The instructions for Form 1042-S for calendar year 2017 will be also be revised, with respect to withholding certificates furnished on or after Jan. 1, 2017, to require the reporting of an individual account holder’s date of birth if the date of birth is on the withholding certificate or is available in the withholding agent’s electronically searchable information (as defined in §1.1471-1(b)(38)). Furthermore, beginning with reporting for calendar year 2018, the instructions for Form 1042-S will require the reporting of an individual account holder’s date of birth if the date of birth is on the withholding certificate or is identified in any of the withholding agent’s files. Companies with multiple decentralized systems with data such as accountholder or investor dates of birth are housed may need to implement modifications quickly to ensure that up- and downstream systems are properly linked and that the information is accessible for purposes of generating Forms 1042-S.

·         Penalties for missing FTINs and birth dates – for those who are concerned about potential penalties that may apply for not reporting FTINs, Notice 2017-46 clarifies that penalties for failure to comply with reporting obligations may be imposed for failure to report an account holder’s Foreign TIN or an individual account holder’s date of birth on Form 1042-S to the extent that the instructions for Form 1042-S require such information to be reported. We therefore advise that you consider these penalties in any quantification or assessment of your potential risk or exposure for noncompliance with these rules.

·         Impact on Indefinite Withholding Certificates – Interestingly, the Notice clarifies that Treasury intends to amend the temporary chapter 3 regulations to provide that an otherwise valid withholding certificate signed before Jan. 1, 2018, that is indefinitely valid under §§1.1441-1(e)(4)(ii)(B) and 1.1471-3(c)(6)(ii)(B) will not be treated as invalid for payments made on or after Jan. 1, 2018, solely because the withholding certificate does not include the account holder’s Foreign TIN (or a reasonable explanation for why the account holder was not issued a Foreign TIN).
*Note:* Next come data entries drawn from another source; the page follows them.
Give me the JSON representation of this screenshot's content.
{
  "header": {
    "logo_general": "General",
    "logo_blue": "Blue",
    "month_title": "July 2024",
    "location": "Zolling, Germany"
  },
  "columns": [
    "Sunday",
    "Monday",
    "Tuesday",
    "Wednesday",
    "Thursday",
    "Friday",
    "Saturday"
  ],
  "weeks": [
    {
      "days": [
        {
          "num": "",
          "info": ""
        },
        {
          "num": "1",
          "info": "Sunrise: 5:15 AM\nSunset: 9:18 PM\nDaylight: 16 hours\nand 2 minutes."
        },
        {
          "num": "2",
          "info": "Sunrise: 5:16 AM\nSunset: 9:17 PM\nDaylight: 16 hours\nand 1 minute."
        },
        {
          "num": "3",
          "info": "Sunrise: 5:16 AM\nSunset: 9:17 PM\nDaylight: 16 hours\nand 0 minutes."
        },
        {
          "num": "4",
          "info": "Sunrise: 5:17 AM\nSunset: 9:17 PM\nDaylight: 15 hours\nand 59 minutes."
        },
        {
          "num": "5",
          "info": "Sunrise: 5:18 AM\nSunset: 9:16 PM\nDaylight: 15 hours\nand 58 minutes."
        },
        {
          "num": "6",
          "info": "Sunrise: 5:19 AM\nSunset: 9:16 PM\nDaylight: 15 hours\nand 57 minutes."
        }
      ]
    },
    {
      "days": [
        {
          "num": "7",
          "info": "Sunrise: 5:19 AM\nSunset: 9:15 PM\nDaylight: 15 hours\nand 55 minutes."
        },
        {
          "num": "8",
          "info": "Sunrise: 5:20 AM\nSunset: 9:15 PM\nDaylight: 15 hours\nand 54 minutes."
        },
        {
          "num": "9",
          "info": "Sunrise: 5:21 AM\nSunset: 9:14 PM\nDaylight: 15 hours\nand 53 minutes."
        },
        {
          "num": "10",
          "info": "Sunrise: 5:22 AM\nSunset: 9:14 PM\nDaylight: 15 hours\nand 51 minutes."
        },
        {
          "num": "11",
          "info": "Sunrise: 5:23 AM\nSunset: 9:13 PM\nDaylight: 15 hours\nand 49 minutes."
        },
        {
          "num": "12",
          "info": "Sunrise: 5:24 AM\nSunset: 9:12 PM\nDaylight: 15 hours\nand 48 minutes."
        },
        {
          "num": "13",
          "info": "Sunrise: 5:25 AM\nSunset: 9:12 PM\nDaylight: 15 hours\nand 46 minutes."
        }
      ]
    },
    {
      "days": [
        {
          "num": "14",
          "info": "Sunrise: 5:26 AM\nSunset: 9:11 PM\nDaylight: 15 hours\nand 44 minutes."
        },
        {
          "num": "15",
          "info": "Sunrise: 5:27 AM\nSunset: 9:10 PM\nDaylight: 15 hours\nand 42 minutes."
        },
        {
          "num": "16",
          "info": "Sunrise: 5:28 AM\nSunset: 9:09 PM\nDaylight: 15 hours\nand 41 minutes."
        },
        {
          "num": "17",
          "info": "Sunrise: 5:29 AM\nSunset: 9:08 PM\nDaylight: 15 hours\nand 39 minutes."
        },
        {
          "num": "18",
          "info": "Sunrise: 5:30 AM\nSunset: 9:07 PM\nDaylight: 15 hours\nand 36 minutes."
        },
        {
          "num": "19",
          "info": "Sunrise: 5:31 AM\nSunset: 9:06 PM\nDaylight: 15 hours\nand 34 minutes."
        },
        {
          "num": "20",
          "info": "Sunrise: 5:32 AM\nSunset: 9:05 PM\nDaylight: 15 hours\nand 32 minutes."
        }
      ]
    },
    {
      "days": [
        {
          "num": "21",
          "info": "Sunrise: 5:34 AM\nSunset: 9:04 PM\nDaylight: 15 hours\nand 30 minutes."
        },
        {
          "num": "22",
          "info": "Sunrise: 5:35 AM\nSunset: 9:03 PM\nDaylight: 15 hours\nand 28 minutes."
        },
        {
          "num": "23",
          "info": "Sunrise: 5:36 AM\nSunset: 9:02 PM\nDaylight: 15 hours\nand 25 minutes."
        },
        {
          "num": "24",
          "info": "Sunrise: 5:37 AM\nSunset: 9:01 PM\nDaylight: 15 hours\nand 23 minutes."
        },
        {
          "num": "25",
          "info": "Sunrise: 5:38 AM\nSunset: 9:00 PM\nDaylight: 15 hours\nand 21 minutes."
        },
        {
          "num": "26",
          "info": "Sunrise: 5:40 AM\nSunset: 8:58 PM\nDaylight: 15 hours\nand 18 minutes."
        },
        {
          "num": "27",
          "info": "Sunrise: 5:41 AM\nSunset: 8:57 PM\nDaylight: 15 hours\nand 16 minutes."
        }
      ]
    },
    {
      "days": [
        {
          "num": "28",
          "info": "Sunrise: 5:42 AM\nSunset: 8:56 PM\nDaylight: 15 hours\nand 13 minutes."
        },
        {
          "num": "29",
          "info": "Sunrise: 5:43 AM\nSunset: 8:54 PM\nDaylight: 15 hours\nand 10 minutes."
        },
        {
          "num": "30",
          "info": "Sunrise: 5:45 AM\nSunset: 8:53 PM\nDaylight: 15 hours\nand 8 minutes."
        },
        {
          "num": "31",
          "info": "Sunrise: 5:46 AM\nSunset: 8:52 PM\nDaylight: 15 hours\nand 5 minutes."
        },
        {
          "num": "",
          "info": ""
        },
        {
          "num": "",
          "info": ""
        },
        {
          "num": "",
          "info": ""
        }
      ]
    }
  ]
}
Such a withholding certificate will be treated as invalid for payments made after the earlier of Dec. 31, 2019, or the date when a change in circumstances requiring a revised withholding certificate occurs. However, for payments made after Dec. 31, 2019, a withholding agent may rely on the alternative procedure described above to obtain a Foreign TIN (or a reasonable explanation for why one is not provided).

·         Form 1099 reporting and backup withholding – Treasury and the IRS have indicated that they intend to amend the applicable regulations to limit their scope, so that a withholding certificate is only required to be treated as invalid under the applicable regulations for payments of U.S. source income reportable on Form 1042-S. The IRS states in the notice that it is unnecessary for a withholding agent to obtain an FTIN (or a reasonable explanation) or an individual’s date of birth on a withholding certificate obtained solely to avoid Form 1099 reporting and backup withholding, or in other cases in which payments associated with a withholding certificate would not otherwise be subject to reporting on Form 1042-S. Withholding agents relying on this provision, however, will need to have procedures in place for documenting the source of income and for overriding any presumption that income is U.S. sourced. 

Closing

In summary, Notice 2017-46 should be helpful to operations, compliance and tax functions at global financial institutions around the world who have waited anxiously for official guidance and for confirmation of relief with respect to the requirement to collect and report FTINs and dates of birth for certain accountholders and investors. Treasury and the IRS have indicated that the final regulations will narrow the circumstances for when an FTIN is required, provide exceptions from the FTIN requirement for certain account holders and provide a phased timeline for obtaining FTINs. By doing so, financial institutions should be less burdened with complying with the requirements, but will still have a relatively short window of time to modify their systems, policies and procedures, including, but not limited to, training front and back office personnel charged with collecting and reviewing tax withholding certificates. Let the games begin!